Trump can try and distract, but I still want to know what’s in the Epstein files
No matter what the Trump administration throws at us, we are still going to come back to the Epstein saga. It’s about power and sex trafficking and who gets away with what.

A social media post by the daughter of the Rev. Dr. Martin Luther King Jr. includes a photo of the slain civil rights icon and the words, “Now, do the Epstein files.”
That’s Bernice King’s clapback to President Donald Trump’s release of thousands of documents relating to the FBI’s surveillance of her father and his assassination in 1968.
She didn’t want the files released, and sees the timing for what it is: yet another attempt by Trump to try and steer the national conversation away from himself and his friendship with the late sex offender Jeffrey Epstein.
I personally hadn’t been paying all that much attention to the situation surrounding Epstein, who prosecutors said killed himself in a federal prison cell in 2019 after being arrested on sex trafficking charges.
We’re in the dog days of summer and have plenty of things closer to home going on, given the District Council 33 strike, which is now over, the looming SEPTA crisis, and the ongoing gun violence in Philly.
Even so, my spidey senses went off earlier this month after the U.S. Department of Justice basically threw up its collective hands by announcing that although Epstein had more than 1,000 victims, there is no “incriminating ‘client list.’”
During his presidential campaign, Trump said he would release the Epstein files. In February, Attorney General Pam Bondi told a Fox News interviewer that the Epstein client list was “sitting on my desk right now.”
I believed her, and remember thinking that now maybe we’d get to the bottom of this.
Then, on July 7, the Justice Department released a two-page memo basically saying there’s nothing there. If that’s true, then why did Bondi say she had a list on her desk this past winter? What happened to it? Was she lying then, or is she lying now?
Instead of answers, the American public has been subjected to literally one distraction after another.
On Sunday, Trump went on Truth Social and threatened to block the Washington Commanders’ stadium deal if the NFL team didn’t change its name back to the ethnic slur it had been. (He also called for the Cleveland Guardians to revert to its previous name, as well.)
Then, Trump posted what appears to be an AI-generated video of former President Barack Obama kneeling as he is handcuffed and arrested.
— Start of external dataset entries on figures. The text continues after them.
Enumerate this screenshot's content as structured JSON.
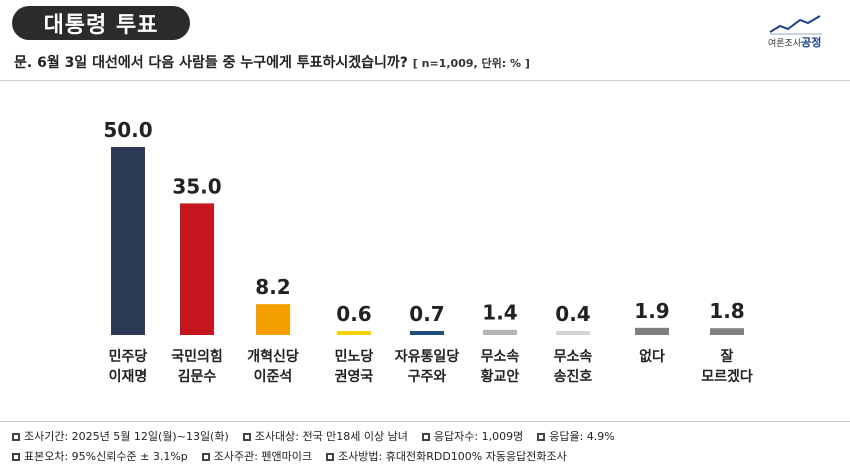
{
  "header": {
    "title": "대통령 투표",
    "logo_small": "여론조사",
    "logo_brand": "공정"
  },
  "question": {
    "text": "문. 6월 3일 대선에서 다음 사람들 중 누구에게 투표하시겠습니까?",
    "meta": "[ n=1,009, 단위: % ]"
  },
  "chart_data": {
    "type": "bar",
    "categories": [
      [
        "민주당",
        "이재명"
      ],
      [
        "국민의힘",
        "김문수"
      ],
      [
        "개혁신당",
        "이준석"
      ],
      [
        "민노당",
        "권영국"
      ],
      [
        "자유통일당",
        "구주와"
      ],
      [
        "무소속",
        "황교안"
      ],
      [
        "무소속",
        "송진호"
      ],
      [
        "없다",
        ""
      ],
      [
        "잘",
        "모르겠다"
      ]
    ],
    "values": [
      50.0,
      35.0,
      8.2,
      0.6,
      0.7,
      1.4,
      0.4,
      1.9,
      1.8
    ],
    "value_labels": [
      "50.0",
      "35.0",
      "8.2",
      "0.6",
      "0.7",
      "1.4",
      "0.4",
      "1.9",
      "1.8"
    ],
    "colors": [
      "#2c3a55",
      "#c4161c",
      "#f5a000",
      "#f5d000",
      "#1f4e79",
      "#b5b5b5",
      "#d3d3d3",
      "#7f7f7f",
      "#7f7f7f"
    ],
    "ylim": [
      0,
      50
    ],
    "grid": false
  },
  "footer": {
    "row1": [
      "조사기간: 2025년 5월 12일(월)~13일(화)",
      "조사대상: 전국 만18세 이상 남녀",
      "응답자수: 1,009명",
      "응답율: 4.9%"
    ],
    "row2": [
      "표본오차: 95%신뢰수준 ± 3.1%p",
      "조사주관: 펜앤마이크",
      "조사방법: 휴대전화RDD100% 자동응답전화조사"
    ]
  }
}
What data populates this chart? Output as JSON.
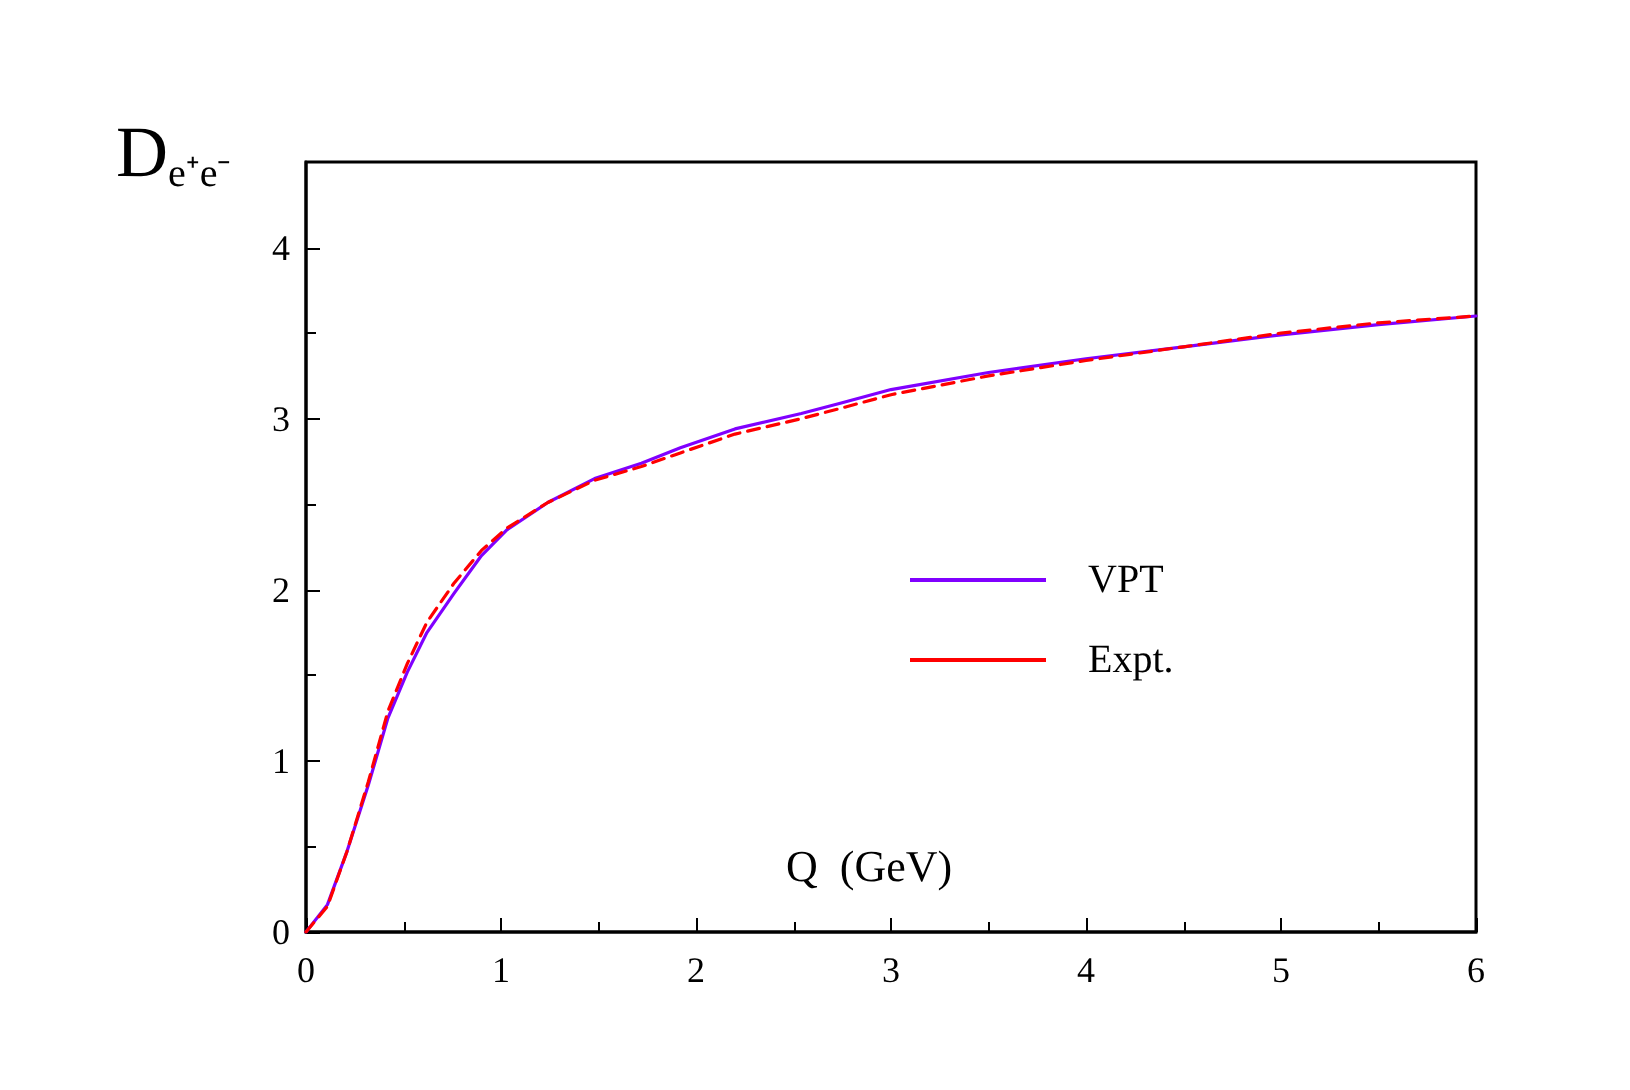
{
  "chart_data": {
    "type": "line",
    "ylabel": "D$_{e⁺e⁻}$",
    "xlabel": "Q  (GeV)",
    "xlim": [
      0,
      6
    ],
    "xticks": [
      0,
      1,
      2,
      3,
      4,
      5,
      6
    ],
    "ylim": [
      0,
      4.5
    ],
    "yticks": [
      0,
      1,
      2,
      3,
      4
    ],
    "grid": false,
    "legend": "right",
    "marker": "none",
    "series": [
      {
        "name": "VPT",
        "color": "#8000ff",
        "line_style": "solid",
        "x": [
          0,
          0.11,
          0.21,
          0.32,
          0.42,
          0.52,
          0.62,
          0.76,
          0.9,
          1.03,
          1.24,
          1.48,
          1.72,
          1.92,
          2.2,
          2.54,
          2.74,
          3,
          3.5,
          4,
          4.5,
          5,
          5.5,
          6
        ],
        "values": [
          0,
          0.16,
          0.47,
          0.86,
          1.25,
          1.52,
          1.75,
          1.98,
          2.2,
          2.35,
          2.51,
          2.65,
          2.74,
          2.83,
          2.94,
          3.03,
          3.09,
          3.17,
          3.27,
          3.35,
          3.42,
          3.49,
          3.55,
          3.6
        ]
      },
      {
        "name": "Expt.",
        "color": "#ff0000",
        "line_style": "dashed",
        "x": [
          0,
          0.11,
          0.21,
          0.32,
          0.42,
          0.52,
          0.62,
          0.76,
          0.9,
          1.03,
          1.24,
          1.48,
          1.72,
          1.92,
          2.2,
          2.54,
          2.74,
          3,
          3.5,
          4,
          4.5,
          5,
          5.5,
          6
        ],
        "values": [
          0,
          0.15,
          0.47,
          0.88,
          1.29,
          1.57,
          1.81,
          2.04,
          2.23,
          2.36,
          2.51,
          2.64,
          2.72,
          2.8,
          2.91,
          3.0,
          3.06,
          3.14,
          3.25,
          3.34,
          3.42,
          3.5,
          3.56,
          3.6
        ]
      }
    ]
  }
}
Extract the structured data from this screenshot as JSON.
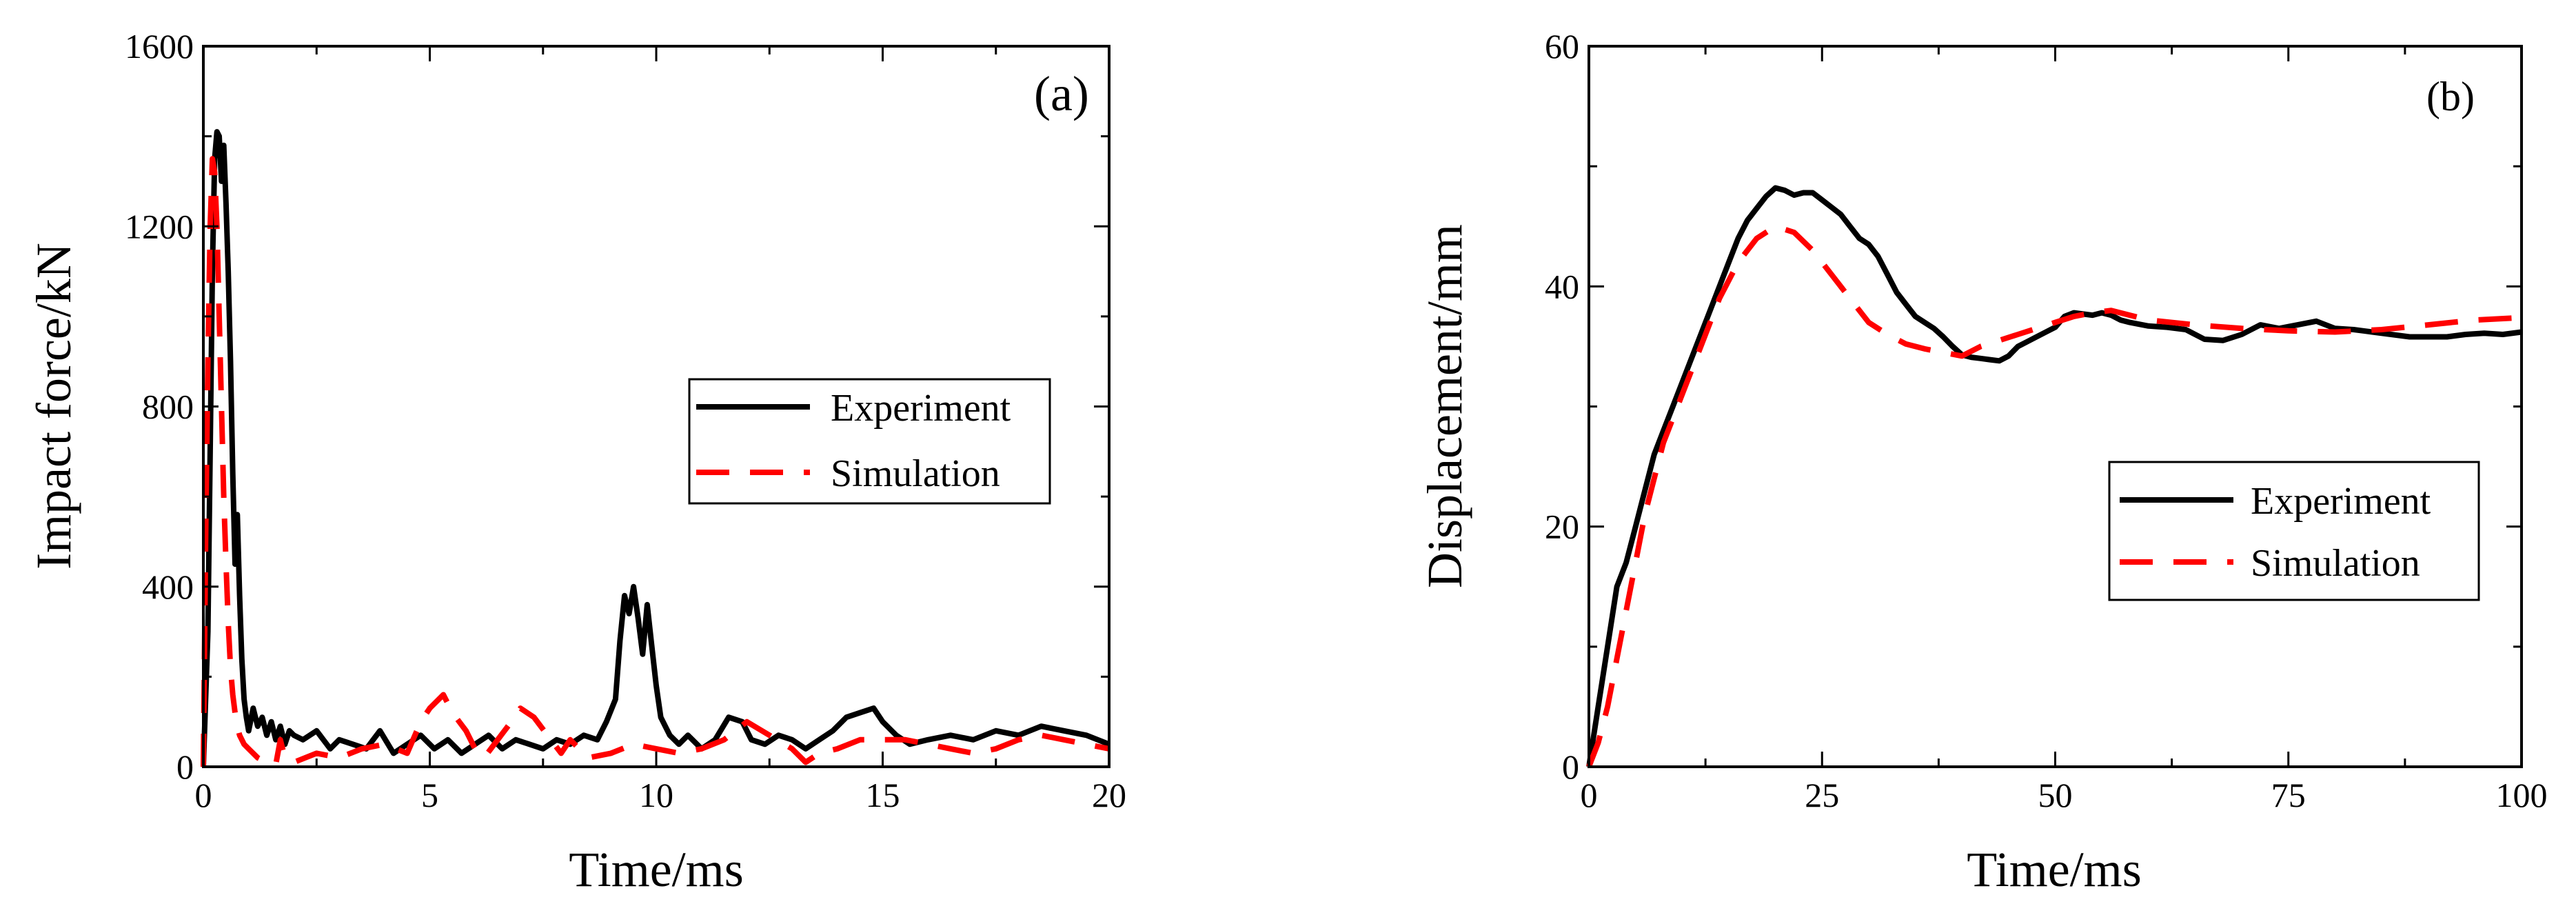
{
  "chart_data": [
    {
      "type": "line",
      "panel_label": "(a)",
      "xlabel": "Time/ms",
      "ylabel": "Impact force/kN",
      "xlim": [
        0,
        20
      ],
      "ylim": [
        0,
        1600
      ],
      "xticks": [
        0,
        5,
        10,
        15,
        20
      ],
      "yticks": [
        0,
        400,
        800,
        1200,
        1600
      ],
      "legend": {
        "position": "center-right",
        "entries": [
          "Experiment",
          "Simulation"
        ]
      },
      "series": [
        {
          "name": "Experiment",
          "color": "#000000",
          "dash": "solid",
          "x": [
            0,
            0.05,
            0.1,
            0.15,
            0.2,
            0.25,
            0.3,
            0.35,
            0.4,
            0.45,
            0.5,
            0.55,
            0.6,
            0.65,
            0.7,
            0.75,
            0.8,
            0.85,
            0.9,
            0.95,
            1.0,
            1.1,
            1.2,
            1.3,
            1.4,
            1.5,
            1.6,
            1.7,
            1.8,
            1.9,
            2.0,
            2.2,
            2.5,
            2.8,
            3.0,
            3.3,
            3.6,
            3.9,
            4.2,
            4.5,
            4.8,
            5.1,
            5.4,
            5.7,
            6.0,
            6.3,
            6.6,
            6.9,
            7.2,
            7.5,
            7.8,
            8.1,
            8.4,
            8.7,
            8.9,
            9.1,
            9.2,
            9.3,
            9.4,
            9.5,
            9.6,
            9.7,
            9.8,
            9.9,
            10.0,
            10.1,
            10.2,
            10.3,
            10.5,
            10.7,
            11.0,
            11.3,
            11.6,
            11.9,
            12.1,
            12.4,
            12.7,
            13.0,
            13.3,
            13.6,
            13.9,
            14.2,
            14.5,
            14.8,
            15.0,
            15.3,
            15.6,
            16.0,
            16.5,
            17.0,
            17.5,
            18.0,
            18.5,
            19.0,
            19.5,
            20.0
          ],
          "values": [
            0,
            150,
            300,
            700,
            1100,
            1350,
            1410,
            1400,
            1300,
            1380,
            1250,
            1100,
            900,
            650,
            450,
            560,
            380,
            240,
            150,
            110,
            80,
            130,
            90,
            110,
            70,
            100,
            60,
            90,
            50,
            80,
            70,
            60,
            80,
            40,
            60,
            50,
            40,
            80,
            30,
            50,
            70,
            40,
            60,
            30,
            50,
            70,
            40,
            60,
            50,
            40,
            60,
            50,
            70,
            60,
            100,
            150,
            280,
            380,
            340,
            400,
            330,
            250,
            360,
            270,
            180,
            110,
            90,
            70,
            50,
            70,
            40,
            60,
            110,
            100,
            60,
            50,
            70,
            60,
            40,
            60,
            80,
            110,
            120,
            130,
            100,
            70,
            50,
            60,
            70,
            60,
            80,
            70,
            90,
            80,
            70,
            50
          ]
        },
        {
          "name": "Simulation",
          "color": "#ff0000",
          "dash": "dashed",
          "x": [
            0,
            0.05,
            0.1,
            0.15,
            0.2,
            0.25,
            0.3,
            0.35,
            0.4,
            0.45,
            0.5,
            0.55,
            0.6,
            0.65,
            0.7,
            0.75,
            0.8,
            0.9,
            1.0,
            1.2,
            1.4,
            1.6,
            1.7,
            1.8,
            2.0,
            2.5,
            3.0,
            3.5,
            4.0,
            4.5,
            4.8,
            5.0,
            5.3,
            5.5,
            5.8,
            6.0,
            6.2,
            6.5,
            6.8,
            7.0,
            7.3,
            7.6,
            7.9,
            8.1,
            8.3,
            8.5,
            9.0,
            9.5,
            10.0,
            10.5,
            11.0,
            11.5,
            12.0,
            12.5,
            13.0,
            13.3,
            13.6,
            14.0,
            14.5,
            15.0,
            15.5,
            16.0,
            16.5,
            17.0,
            17.5,
            18.0,
            18.5,
            19.0,
            19.5,
            20.0
          ],
          "values": [
            0,
            500,
            900,
            1200,
            1350,
            1320,
            1200,
            1000,
            800,
            600,
            450,
            320,
            220,
            160,
            120,
            90,
            70,
            50,
            40,
            20,
            10,
            5,
            60,
            20,
            10,
            30,
            20,
            40,
            50,
            30,
            100,
            130,
            160,
            120,
            80,
            40,
            20,
            60,
            100,
            130,
            110,
            70,
            30,
            60,
            40,
            20,
            30,
            50,
            40,
            30,
            40,
            60,
            100,
            70,
            40,
            10,
            30,
            40,
            60,
            60,
            60,
            50,
            40,
            30,
            40,
            60,
            70,
            60,
            50,
            40
          ]
        }
      ]
    },
    {
      "type": "line",
      "panel_label": "(b)",
      "xlabel": "Time/ms",
      "ylabel": "Displacement/mm",
      "xlim": [
        0,
        100
      ],
      "ylim": [
        0,
        60
      ],
      "xticks": [
        0,
        25,
        50,
        75,
        100
      ],
      "yticks": [
        0,
        20,
        40,
        60
      ],
      "legend": {
        "position": "center-right",
        "entries": [
          "Experiment",
          "Simulation"
        ]
      },
      "series": [
        {
          "name": "Experiment",
          "color": "#000000",
          "dash": "solid",
          "x": [
            0,
            1,
            2,
            3,
            4,
            5,
            6,
            7,
            8,
            9,
            10,
            11,
            12,
            13,
            14,
            15,
            16,
            17,
            18,
            19,
            20,
            21,
            22,
            23,
            24,
            25,
            26,
            27,
            28,
            29,
            30,
            31,
            32,
            33,
            34,
            35,
            36,
            37,
            38,
            39,
            40,
            41,
            42,
            43,
            44,
            45,
            46,
            47,
            48,
            49,
            50,
            51,
            52,
            53,
            54,
            55,
            56,
            57,
            58,
            60,
            62,
            64,
            66,
            68,
            70,
            72,
            74,
            76,
            78,
            80,
            82,
            84,
            86,
            88,
            90,
            92,
            94,
            96,
            98,
            100
          ],
          "values": [
            0,
            5,
            10,
            15,
            17,
            20,
            23,
            26,
            28,
            30,
            32,
            34,
            36,
            38,
            40,
            42,
            44,
            45.5,
            46.5,
            47.5,
            48.2,
            48,
            47.6,
            47.8,
            47.8,
            47.2,
            46.6,
            46,
            45,
            44,
            43.5,
            42.5,
            41,
            39.5,
            38.5,
            37.5,
            37,
            36.5,
            35.8,
            35,
            34.3,
            34.1,
            34,
            33.9,
            33.8,
            34.2,
            35,
            35.4,
            35.8,
            36.2,
            36.6,
            37.5,
            37.8,
            37.7,
            37.6,
            37.8,
            37.6,
            37.2,
            37,
            36.7,
            36.6,
            36.4,
            35.6,
            35.5,
            36,
            36.8,
            36.5,
            36.8,
            37.1,
            36.5,
            36.4,
            36.2,
            36,
            35.8,
            35.8,
            35.8,
            36,
            36.1,
            36,
            36.2
          ]
        },
        {
          "name": "Simulation",
          "color": "#ff0000",
          "dash": "dashed",
          "x": [
            0,
            1,
            2,
            3,
            4,
            5,
            6,
            7,
            8,
            10,
            12,
            14,
            16,
            18,
            20,
            22,
            24,
            26,
            28,
            30,
            32,
            34,
            36,
            38,
            40,
            42,
            44,
            46,
            48,
            50,
            52,
            54,
            56,
            58,
            60,
            65,
            70,
            75,
            80,
            85,
            90,
            95,
            100
          ],
          "values": [
            0,
            2,
            5,
            9,
            13,
            17,
            21,
            24,
            27,
            31,
            35,
            39,
            42,
            44,
            45,
            44.5,
            43,
            41,
            39,
            37,
            36,
            35.2,
            34.8,
            34.5,
            34.2,
            35,
            35.5,
            36,
            36.5,
            37,
            37.5,
            37.8,
            38,
            37.6,
            37.2,
            36.8,
            36.5,
            36.3,
            36.2,
            36.4,
            36.8,
            37.2,
            37.4
          ]
        }
      ]
    }
  ]
}
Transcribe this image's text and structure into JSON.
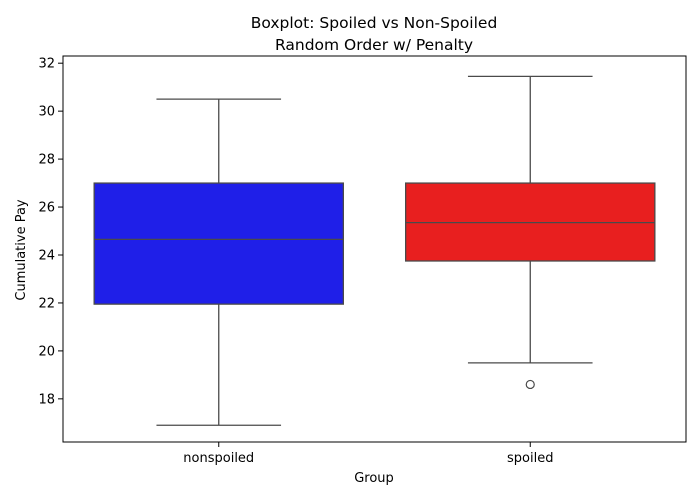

In the video, a smiling Trump looks on as one of his campaign songs, “YMCA” by Village People, plays in the background. It’s weird, not to mention profoundly disturbing, to get a deepfake from a leader who has access to the nuclear codes.
This follows National Intelligence Director Tulsi Gabbard’s trumped-up claim that Obama conspired to subvert Trump’s 2016 presidential election win by linking it to Russian influence. The lie prompted a rare rebuke from the nation’s first Black president.
“Out of respect for the office of the presidency, our office does not normally dignify the constant nonsense and misinformation flowing out of this White House with a response,” Obama spokesperson Patrick Rodenbush wrote. “But these claims are outrageous enough to merit one. These bizarre allegations are ridiculous and a weak attempt at distraction.”
Even MAGA stalwarts are outraged and see through the president’s repeated efforts to change the subject. They are demanding the Trump administration release a full accounting of the sex trafficking investigation into the late financier.
“If you tell the base of people, who support you, of deep state treasonous crimes, election interference, blackmail, and rich powerful elite evil cabals, then you must take down every enemy of The People,” Rep. Marjorie Taylor Greene (R., Ga.) wrote on the social media platform known as X. “If not. The base will turn and there’s no going back.”
She added: “Dangling bits of red meat no longer satisfies. They want the whole steak dinner and will accept nothing else.”
The issue has become such a political hot potato that the U.S. House recessed early for its monthlong summer break to avoid a vote on releasing the Epstein files.
Ultimately, no matter what the Trump administration throws at us, we are still going to come back to the Epstein saga. This is bigger than one person. It’s about power and sex trafficking and who gets away with what.
Epstein may be dead, but many of the powerful men with whom he associated and reportedly supplied with young girls are still around, and have never been brought to justice.
The Trump administration’s failure to make good on promises to release an Epstein client list and other documents only serves to fuel more demands for answers, which is why officials should finally release the files — like they did MLK’s.
If they are smart, they will — unless they can’t because Trump’s name is in there.